At the beginning of April, Springer Nature published its first machine-generated book in chemistry. This book prototype provides an overview of the latest research in the growing field of lithium-ion batteries, based on a cross-corpus auto-summarization of the large number of current research articles in this discipline. Over the last 18 months, the algorithm has been developed in close collaboration with researchers from Goethe University Frankfurt, Germany.
We talked to Henning Schoenenberger, Springer Nature’s
A machine-generated book is a book which has been automatically generated by a computational process: an algorithm recombines or newly creates content based on existing content or data resources. The algorithm operates by a set of parameters which determine the scope for the automatically generated book.
Progress in Natural Language Generation is advancing fast, and technology around Artificial Intelligence offer promising opportunities for generating scientific content automatically. To explore the current stage of technology, we have started to collaborate with scientists from the Applied Computational Linguistics lab of Goethe University Frankfurt/Main 18 months ago. With our first machine-generated publication, we have now reached a milestone in in this field.
By introducing this prototype, we aim to explore the opportunities and limits of machine-generated research content alike. Our main objective is to initiate a public debate about opportunities, implications and potential risks of machine-generated content in academic publishing, as technology moves forward. As a global publisher, it is our responsibility to take potential implications into consideration and provide a framework for this new type of publication. And now is the perfect time to have this conversation.
Our prototype explores future ways of informing researchers, professionals and students. State-of-the-art computer algorithms were applied to select relevant sources from Springer Nature publications available on SpringerLink, arrange these in a topical order, and provide succinct summaries of these articles. The result is a cross-corpora auto-summarization of current texts, organized by means of a similarity-based clustering routine in coherent chapters and sections.
Compared to a book written by a human being, the text generation process of a machine-generated book is much faster and can provide overviews, reviews and new insights on a very short term.
Serving as a structured excerpt from a huge set of papers, it aims at helping researchers and students to manage the information overload in this discipline efficiently. This is one of the main user problems we have to solve. Instead of reading through hundreds of published articles, they are able to rely on the solid summary provided by our book. At the same time, if needed, readers are always able to easily identify and check the underlying original source documents in order to further explore the topic. Instead of using results from search engines which may be hard to qualify, readers can rely on qualified information published on Springer Nature’s content platform SpringerLink, which stands up to scientific scrutiny.
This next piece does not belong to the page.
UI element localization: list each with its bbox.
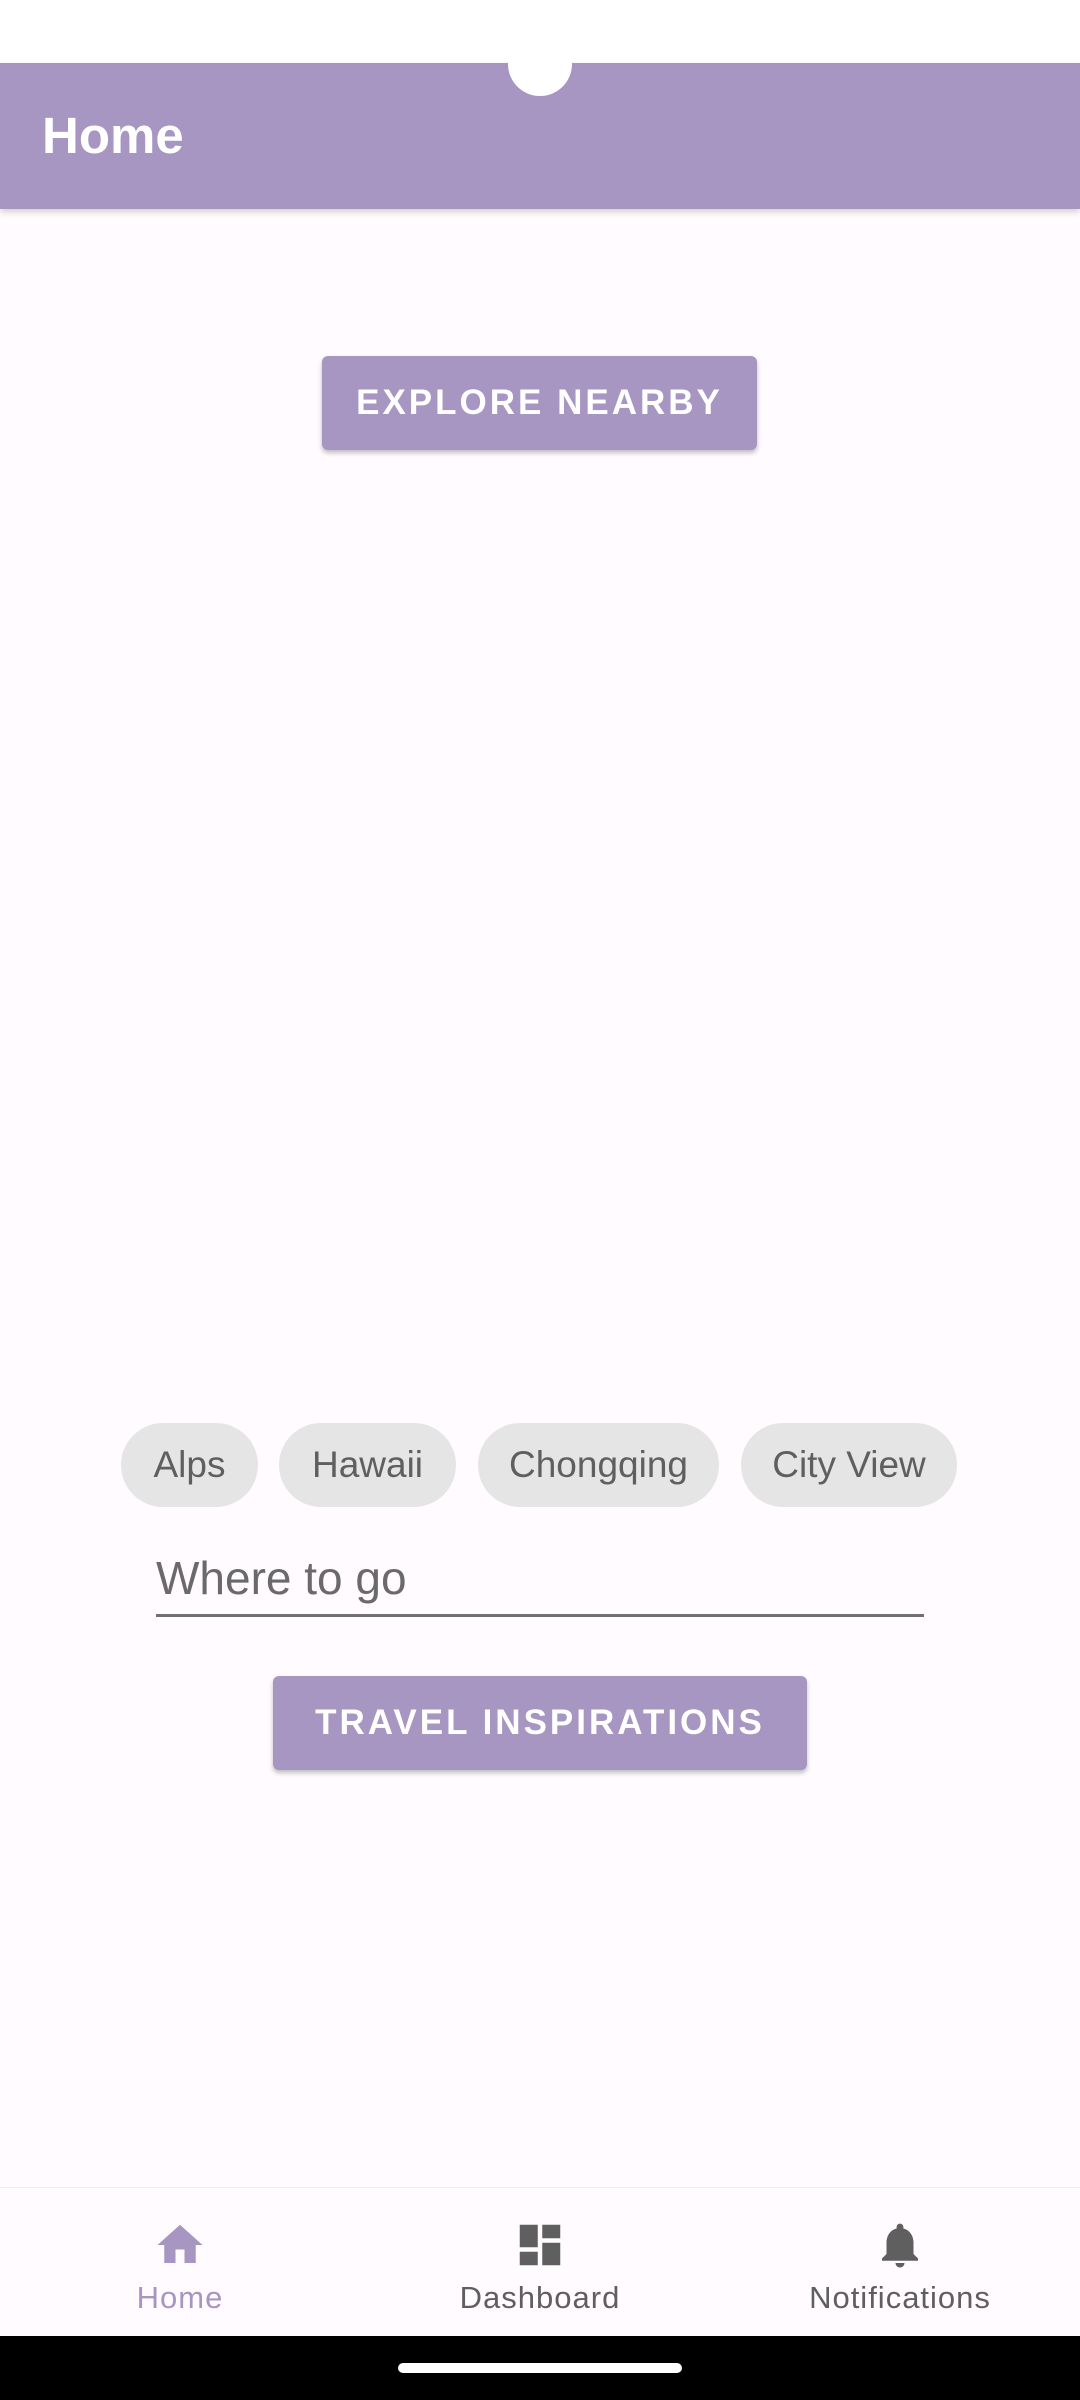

We are also exploring further applications of this new technology: As the amount of research and data grows rapidly, we might soon be able to help researchers filter the relevant research from a certain area faster and more thoroughly than a human being ever could.
Which impact will machine-generated content have on the content creation process in scholarly publishing in the future?
We expect that in the future, we will see a wide range of options to create content – from entirely human-created content to a variety of blended man-machine text generation to entirely machine-generated text. Researchers as authors will continue to play a crucial role in scholarly publishing, but it could be that their role will substantially change, as more and more research content is created by algorithms. To a degree, this development would not be that different from automation in manufacturing over the past centuries, which has often resulted in a decrease of manufacturers and an increase of designers at the same time. Perhaps the future of scientific content creation will show a similar decrease of writers and an increase of text designers. But these developments are hard to predict at the moment.
At Springer Nature, we are planning to launch similar pilot projects in further disciplines based on our experience with this chemistry pilot. Our first machine-generated book will serve as a foundation for further development of machine-generated content and provide us with valuable learnings and feedback to help shape the future of scholarly publishing.